1. Artificial threshold segmentation method threshold_test1.m
1. Analyze the impact of modifying the threshold on the segmentation results
Analysis: Taking the gray value of the first valley in the histogram as the threshold, the image segmentation effect is better. When the threshold changes, part of the information in the segmented image is lost. In this figure, when the threshold decreases, the segmented image has more black parts, and when the threshold increases, the segmented image has more white parts.
[I,map]=imread('cameraman.tif'); % 读取灰度图像
imshow(I);figure; % 显示原图图像
J=imhist(I);imhist(I); % 提取图像中的直方图信息;将图像转换为直方图信息
[M,N]=size(I); % 直方图信息的高和宽
for i=1:1:M
for j=1:1:N % 遍历像素点
if I(i,j)>80 % 阈值为80
g(i,j)=0; %大于80的点取0(黑色
else g(i,j)=1; % 小于等于80的点取1(白色
end
end
end
figure;imshow(g); % 显示手动阈值分割后的图像
2. Iterative threshold segmentation method-automatic threshold method threshold_test2.m
%例2 迭代阈值分割
f=imread('cameraman.tif'); %读取图像
subplot(1,2,1);imshow(f);
title('原始图像');
f=double(f); % 返回double类型
T=(min(f(:))+max(f(:)))/2; % 求原图大小平均值,并作为初始阈值T
done=false; % 赋值,if(false)
i=0; % 赋值,迭代次数
while~done % 与更新后的done比较
r1=find(f<=T); % 小于阈值的点,作为目标
r2=find(f>T); % 大于阈值的点,作为背景
Tnew=(mean(f(r1))+mean(f(r2)))/2; % 计算新的阈值Tnew,目标灰度值和背景都取平均
done=abs(Tnew-T)<1; % 迭代至两次阈值的灰度变化不超过1时停止
T=Tnew; % 更新阈值T
i=i+1; % 更新迭代次数
end
f(r1)=0; % 进行二值分割,小于最终的阈值的点为0(黑色),
f(r2)=1; % 大于最终的阈值的点为1(白色)
subplot(1,2,2);
imshow(f);
title('迭代阈值二值化图像');
3. Adaptive threshold method
f=imread('cameraman.tif');
figure,subplot(1,2,1),imshow(f),title('原始图像');
h = imbinarize(f,'adaptive','ForegroundPolarity','dark','Sensitivity',0.4);
%自适应阈值分割,ForegroundPolarity 参数指示前景比背景暗
subplot(1,2,2),imshow(h),title('自适应阈值分割图像');
4. Compare the segmentation results of manual threshold (threshold_test1.m), automatic threshold (threshold_test2.m), adaptive threshold and watershed segmentation algorithm (Water tset.m), and analyze their advantages and disadvantages.
Answer:
1. The threshold segmentation algorithm can complete image segmentation quickly, but it considers grayscale information but not spatial information. It is not suitable for multi-channel images and does not It is suitable for images with little difference in feature values and is sensitive to noise and grayscale unevenness. It does not perform well for image segmentation with a small grayscale difference between the background and the target area. Manual threshold segmentation using the bimodal method requires certain prior knowledge of images, because the same histogram can correspond to several different images. The automatic threshold method iteration method is only suitable for situations where the histogram has obvious troughs, and is not ideal for other situations.
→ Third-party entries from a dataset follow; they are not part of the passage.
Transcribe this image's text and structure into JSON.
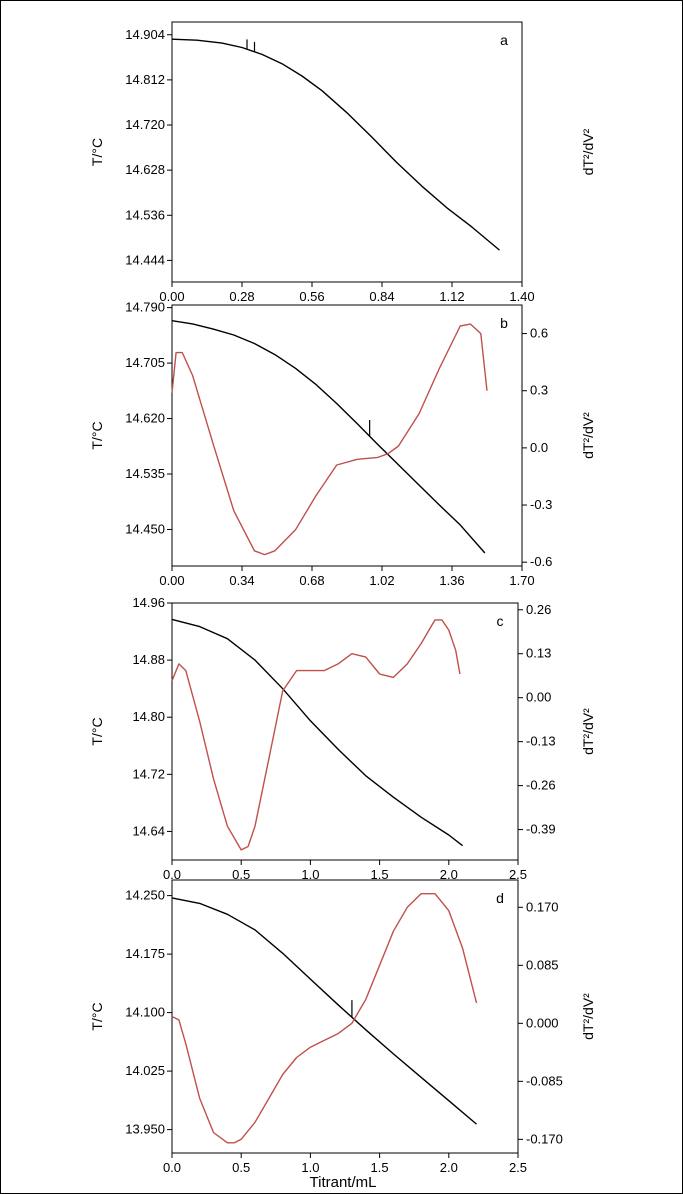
{
  "figure": {
    "x_title": "Titrant/mL",
    "left_ylabel": "T/°C",
    "right_ylabel": "dT²/dV²"
  },
  "chart_data": [
    {
      "type": "line",
      "panel_label": "a",
      "xlim": [
        0.0,
        1.4
      ],
      "xticks": [
        "0.00",
        "0.28",
        "0.56",
        "0.84",
        "1.12",
        "1.40"
      ],
      "ylabel": "T/°C",
      "ylim": [
        14.4,
        14.93
      ],
      "yticks": [
        "14.904",
        "14.812",
        "14.720",
        "14.628",
        "14.536",
        "14.444"
      ],
      "y2label": "dT²/dV²",
      "y2ticks": [],
      "series": [
        {
          "axis": "left",
          "color": "#000000",
          "x": [
            0.0,
            0.1,
            0.2,
            0.28,
            0.36,
            0.44,
            0.52,
            0.6,
            0.7,
            0.8,
            0.9,
            1.0,
            1.1,
            1.2,
            1.31
          ],
          "y": [
            14.895,
            14.893,
            14.887,
            14.878,
            14.864,
            14.845,
            14.82,
            14.79,
            14.745,
            14.695,
            14.643,
            14.595,
            14.551,
            14.512,
            14.465
          ],
          "spikes": [
            [
              0.3,
              0.02
            ],
            [
              0.33,
              0.02
            ]
          ]
        }
      ]
    },
    {
      "type": "line",
      "panel_label": "b",
      "xlim": [
        0.0,
        1.7
      ],
      "xticks": [
        "0.00",
        "0.34",
        "0.68",
        "1.02",
        "1.36",
        "1.70"
      ],
      "ylabel": "T/°C",
      "ylim": [
        14.394,
        14.794
      ],
      "yticks": [
        "14.790",
        "14.705",
        "14.620",
        "14.535",
        "14.450"
      ],
      "y2label": "dT²/dV²",
      "y2lim": [
        -0.62,
        0.75
      ],
      "y2ticks": [
        "0.6",
        "0.3",
        "0.0",
        "-0.3",
        "-0.6"
      ],
      "series": [
        {
          "axis": "left",
          "color": "#000000",
          "x": [
            0.0,
            0.1,
            0.2,
            0.3,
            0.4,
            0.5,
            0.6,
            0.7,
            0.8,
            0.9,
            1.0,
            1.1,
            1.2,
            1.3,
            1.4,
            1.52
          ],
          "y": [
            14.77,
            14.765,
            14.757,
            14.748,
            14.735,
            14.718,
            14.697,
            14.672,
            14.643,
            14.612,
            14.58,
            14.549,
            14.518,
            14.487,
            14.457,
            14.414
          ],
          "spikes": [
            [
              0.96,
              0.025
            ]
          ]
        },
        {
          "axis": "right",
          "color": "#c0504d",
          "x": [
            0.0,
            0.02,
            0.05,
            0.1,
            0.2,
            0.3,
            0.4,
            0.45,
            0.5,
            0.6,
            0.7,
            0.8,
            0.9,
            1.0,
            1.05,
            1.1,
            1.2,
            1.3,
            1.4,
            1.45,
            1.5,
            1.53
          ],
          "y": [
            0.29,
            0.5,
            0.5,
            0.38,
            0.02,
            -0.33,
            -0.54,
            -0.56,
            -0.54,
            -0.43,
            -0.25,
            -0.09,
            -0.06,
            -0.05,
            -0.03,
            0.01,
            0.18,
            0.42,
            0.64,
            0.65,
            0.6,
            0.3
          ]
        }
      ]
    },
    {
      "type": "line",
      "panel_label": "c",
      "xlim": [
        0.0,
        2.5
      ],
      "xticks": [
        "0.0",
        "0.5",
        "1.0",
        "1.5",
        "2.0",
        "2.5"
      ],
      "ylabel": "T/°C",
      "ylim": [
        14.6,
        14.96
      ],
      "yticks": [
        "14.96",
        "14.88",
        "14.80",
        "14.72",
        "14.64"
      ],
      "y2label": "dT²/dV²",
      "y2lim": [
        -0.48,
        0.28
      ],
      "y2ticks": [
        "0.26",
        "0.13",
        "0.00",
        "-0.13",
        "-0.26",
        "-0.39"
      ],
      "series": [
        {
          "axis": "left",
          "color": "#000000",
          "x": [
            0.0,
            0.2,
            0.4,
            0.6,
            0.8,
            1.0,
            1.2,
            1.4,
            1.6,
            1.8,
            2.0,
            2.1
          ],
          "y": [
            14.937,
            14.927,
            14.91,
            14.88,
            14.84,
            14.795,
            14.755,
            14.718,
            14.688,
            14.66,
            14.635,
            14.62
          ]
        },
        {
          "axis": "right",
          "color": "#c0504d",
          "x": [
            0.0,
            0.05,
            0.1,
            0.2,
            0.3,
            0.4,
            0.5,
            0.55,
            0.6,
            0.7,
            0.8,
            0.9,
            1.0,
            1.1,
            1.2,
            1.3,
            1.4,
            1.5,
            1.6,
            1.7,
            1.8,
            1.9,
            1.95,
            2.0,
            2.05,
            2.08
          ],
          "y": [
            0.05,
            0.1,
            0.08,
            -0.07,
            -0.24,
            -0.38,
            -0.45,
            -0.44,
            -0.38,
            -0.18,
            0.02,
            0.08,
            0.08,
            0.08,
            0.1,
            0.13,
            0.12,
            0.07,
            0.06,
            0.1,
            0.16,
            0.23,
            0.23,
            0.2,
            0.14,
            0.07
          ]
        }
      ]
    },
    {
      "type": "line",
      "panel_label": "d",
      "xlim": [
        0.0,
        2.5
      ],
      "xticks": [
        "0.0",
        "0.5",
        "1.0",
        "1.5",
        "2.0",
        "2.5"
      ],
      "ylabel": "T/°C",
      "ylim": [
        13.92,
        14.27
      ],
      "yticks": [
        "14.250",
        "14.175",
        "14.100",
        "14.025",
        "13.950"
      ],
      "y2label": "dT²/dV²",
      "y2lim": [
        -0.19,
        0.21
      ],
      "y2ticks": [
        "0.170",
        "0.085",
        "0.000",
        "-0.085",
        "-0.170"
      ],
      "xlabel": "Titrant/mL",
      "series": [
        {
          "axis": "left",
          "color": "#000000",
          "x": [
            0.0,
            0.2,
            0.4,
            0.6,
            0.8,
            1.0,
            1.2,
            1.4,
            1.6,
            1.8,
            2.0,
            2.2
          ],
          "y": [
            14.247,
            14.24,
            14.226,
            14.206,
            14.176,
            14.143,
            14.11,
            14.078,
            14.047,
            14.017,
            13.987,
            13.957
          ],
          "spikes": [
            [
              1.3,
              0.022
            ]
          ]
        },
        {
          "axis": "right",
          "color": "#c0504d",
          "x": [
            0.0,
            0.05,
            0.1,
            0.2,
            0.3,
            0.4,
            0.45,
            0.5,
            0.6,
            0.7,
            0.8,
            0.9,
            1.0,
            1.1,
            1.2,
            1.3,
            1.4,
            1.5,
            1.6,
            1.7,
            1.8,
            1.9,
            2.0,
            2.1,
            2.2
          ],
          "y": [
            0.01,
            0.005,
            -0.03,
            -0.11,
            -0.16,
            -0.175,
            -0.175,
            -0.17,
            -0.145,
            -0.11,
            -0.075,
            -0.05,
            -0.035,
            -0.025,
            -0.015,
            0.0,
            0.035,
            0.085,
            0.135,
            0.17,
            0.19,
            0.19,
            0.165,
            0.11,
            0.03
          ]
        }
      ]
    }
  ]
}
2. The idea of the adaptive threshold method is not to calculate the threshold of the global image, but to calculate the local threshold according to the brightness distribution of different areas of the image. Therefore, different thresholds can be calculated adaptively for different areas of the image. threshold, so it is called adaptive threshold method. The advantage is that it is very little affected by changes in image contrast and brightness under certain conditions. The disadvantage is that this method only relies on the pixel grayscale information of the image and does not consider the spatial correlation information between pixels (such as neighborhood information). In addition, due to the existence of external interference, the peaks and troughs of the grayscale histogram are not necessarily obvious. Poor anti-interference performance.
3. The watershed algorithm can deal with cell adhesion problems and has high segmentation accuracy. However, due to the presence of noise points or other interference factors, there is often a phenomenon of over-segmentation. This is because the existence of too many local extreme points creates many small catchment basins, resulting in the segmented image being unable to make sense in the image. area is represented.